Sri Lanka is taking its first concrete step toward regulating the country’s growing cryptocurrency sector by bringing virtual asset businesses under its anti-money laundering (AML) framework, a move officials say is essential to meet international financial standards before the country’s next global evaluation.

Senior officials from the Central Bank’s Financial Intelligence Unit (FIU), appearing before the Parliamentary Committee on Public Finance (CoPF), revealed that proposed amendments to the Financial Transactions Reporting Act (FTRA) will classify Virtual Asset Service Providers (VASPs) as reporting institutions.
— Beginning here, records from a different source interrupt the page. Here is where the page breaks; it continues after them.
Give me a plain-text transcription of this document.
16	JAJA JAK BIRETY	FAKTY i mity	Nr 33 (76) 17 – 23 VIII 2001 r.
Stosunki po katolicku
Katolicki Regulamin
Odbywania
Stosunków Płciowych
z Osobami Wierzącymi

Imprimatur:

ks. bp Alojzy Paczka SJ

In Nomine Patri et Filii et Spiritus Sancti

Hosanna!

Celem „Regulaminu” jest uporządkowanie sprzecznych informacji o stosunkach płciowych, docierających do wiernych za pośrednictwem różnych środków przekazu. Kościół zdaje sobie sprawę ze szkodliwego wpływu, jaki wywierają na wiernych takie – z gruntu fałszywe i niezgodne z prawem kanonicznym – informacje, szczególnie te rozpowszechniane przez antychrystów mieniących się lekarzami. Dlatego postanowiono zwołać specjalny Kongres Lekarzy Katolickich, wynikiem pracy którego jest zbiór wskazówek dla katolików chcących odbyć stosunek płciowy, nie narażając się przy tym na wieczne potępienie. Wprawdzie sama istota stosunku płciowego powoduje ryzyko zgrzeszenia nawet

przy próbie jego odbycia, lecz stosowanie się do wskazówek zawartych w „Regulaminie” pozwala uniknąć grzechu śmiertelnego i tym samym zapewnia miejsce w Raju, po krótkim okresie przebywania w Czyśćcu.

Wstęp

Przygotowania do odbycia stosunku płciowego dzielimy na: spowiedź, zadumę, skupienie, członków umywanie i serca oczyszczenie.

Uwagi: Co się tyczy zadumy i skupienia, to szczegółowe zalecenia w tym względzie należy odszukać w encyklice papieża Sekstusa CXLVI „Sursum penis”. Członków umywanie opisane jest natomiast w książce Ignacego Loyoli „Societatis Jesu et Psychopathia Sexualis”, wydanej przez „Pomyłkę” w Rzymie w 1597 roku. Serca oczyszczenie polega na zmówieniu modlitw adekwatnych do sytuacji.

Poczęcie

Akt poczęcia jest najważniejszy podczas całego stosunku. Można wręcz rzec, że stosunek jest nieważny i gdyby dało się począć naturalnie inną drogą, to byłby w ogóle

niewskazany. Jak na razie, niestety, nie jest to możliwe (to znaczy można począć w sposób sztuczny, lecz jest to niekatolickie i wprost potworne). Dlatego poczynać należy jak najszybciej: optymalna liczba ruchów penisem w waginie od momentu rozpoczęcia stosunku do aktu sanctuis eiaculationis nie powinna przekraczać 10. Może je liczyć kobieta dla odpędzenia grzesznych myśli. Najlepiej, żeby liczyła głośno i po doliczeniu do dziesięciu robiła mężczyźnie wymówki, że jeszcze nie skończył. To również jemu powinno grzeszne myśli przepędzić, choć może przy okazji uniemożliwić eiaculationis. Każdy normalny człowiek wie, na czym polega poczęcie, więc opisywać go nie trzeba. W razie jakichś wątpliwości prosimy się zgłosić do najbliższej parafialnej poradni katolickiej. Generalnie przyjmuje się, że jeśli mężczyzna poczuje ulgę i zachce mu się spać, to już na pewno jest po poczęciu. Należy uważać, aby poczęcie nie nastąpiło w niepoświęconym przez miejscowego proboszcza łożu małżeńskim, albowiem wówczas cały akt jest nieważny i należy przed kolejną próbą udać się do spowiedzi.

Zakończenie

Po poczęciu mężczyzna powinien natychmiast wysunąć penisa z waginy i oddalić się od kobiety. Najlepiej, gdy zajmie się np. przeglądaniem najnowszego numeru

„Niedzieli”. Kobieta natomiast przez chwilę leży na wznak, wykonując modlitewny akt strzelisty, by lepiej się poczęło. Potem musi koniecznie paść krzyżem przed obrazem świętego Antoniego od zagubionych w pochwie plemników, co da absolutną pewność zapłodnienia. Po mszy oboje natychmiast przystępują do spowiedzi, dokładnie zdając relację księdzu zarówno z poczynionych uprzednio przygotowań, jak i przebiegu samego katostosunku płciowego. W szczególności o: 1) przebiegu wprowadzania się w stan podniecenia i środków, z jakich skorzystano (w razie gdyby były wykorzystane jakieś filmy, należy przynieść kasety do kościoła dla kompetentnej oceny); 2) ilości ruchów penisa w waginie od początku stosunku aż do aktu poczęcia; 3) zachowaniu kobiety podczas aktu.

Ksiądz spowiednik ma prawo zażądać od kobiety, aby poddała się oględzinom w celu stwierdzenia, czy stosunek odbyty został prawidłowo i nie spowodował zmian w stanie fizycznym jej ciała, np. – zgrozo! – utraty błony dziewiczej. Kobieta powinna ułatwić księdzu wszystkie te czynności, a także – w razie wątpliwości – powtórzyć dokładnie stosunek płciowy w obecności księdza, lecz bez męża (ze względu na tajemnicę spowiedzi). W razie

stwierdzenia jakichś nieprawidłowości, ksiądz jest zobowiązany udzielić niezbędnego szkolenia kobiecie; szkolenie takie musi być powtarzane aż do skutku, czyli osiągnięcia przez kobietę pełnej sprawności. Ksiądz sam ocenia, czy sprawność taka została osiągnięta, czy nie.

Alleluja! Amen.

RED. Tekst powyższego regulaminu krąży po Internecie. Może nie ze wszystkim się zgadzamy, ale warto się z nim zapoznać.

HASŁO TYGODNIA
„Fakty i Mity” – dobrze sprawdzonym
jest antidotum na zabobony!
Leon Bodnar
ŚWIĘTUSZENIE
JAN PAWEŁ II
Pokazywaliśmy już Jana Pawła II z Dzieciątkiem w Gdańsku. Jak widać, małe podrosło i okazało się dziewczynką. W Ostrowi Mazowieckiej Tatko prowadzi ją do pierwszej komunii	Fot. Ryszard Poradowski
Once enacted, crypto exchanges and other digital asset businesses will be required to conduct customer due diligence, verify beneficial ownership, maintain transaction records, and report suspicious financial activities—obligations already imposed on banks and licensed financial institutions.
The proposed legislation represents Sri Lanka’s first attempt to formally address the risks posed by cryptocurrency transactions, which have so far operated without a dedicated regulatory framework. Authorities admitted that the absence of such oversight weakened Sri Lanka’s technical compliance with international anti-money laundering standards, particularly Recommendation 15 of the Financial Action Task Force (FATF), which was expanded in 2019 to include virtual assets and cryptocurrency service providers.
However, Central Bank officials clarified that the amendments are only an interim solution rather than a comprehensive regulatory regime. They disclosed that a broader initiative is already underway to establish a licensing and supervisory framework for cryptocurrency businesses. A subcommittee operating under the National Coordinating Committee on Anti-Money Laundering, chaired by the Deputy Minister of Digital Economy, has prepared a policy concept paper and is currently seeking Cabinet approval.
The proposed regulatory framework has been developed with input from representatives of 14 government institutions, including the Inland Revenue Department, reflecting growing concern over the financial and tax implications of digital assets.

Officials acknowledged that Sri Lanka currently lacks any authority empowered to license or supervise cryptocurrency service providers. Until such a mechanism is established, the AML amendments are intended to ensure that businesses operating in the sector are at least subject to internationally accepted anti-money laundering and counter-terrorist financing obligations.
Lawmakers on the CoPF questioned whether the Government’s approach was too narrowly focused on satisfying FATF requirements. Committee members argued that Sri Lanka also needs a broader national policy governing cryptocurrencies, including clear rules on taxation, licensing, investor protection, and legal recognition of digital assets.
Concerns were also raised that unregulated cryptocurrency transactions could become channels for tax evasion, illicit capital flows, and financial crime if left outside the formal financial system. Responding to these concerns, Central Bank officials said such policy decisions extend beyond the current legislative amendments and would ultimately require wider Government approval.
The proposed amendments form part of a broader package of reforms aimed at strengthening Sri Lanka’s anti-money laundering and counter-terrorist financing framework before the country’s third FATF mutual evaluation. The outcome of that assessment is expected to influence Sri Lanka’s international financial standing, making the regulation of virtual assets an increasingly urgent priority rather than a future policy option.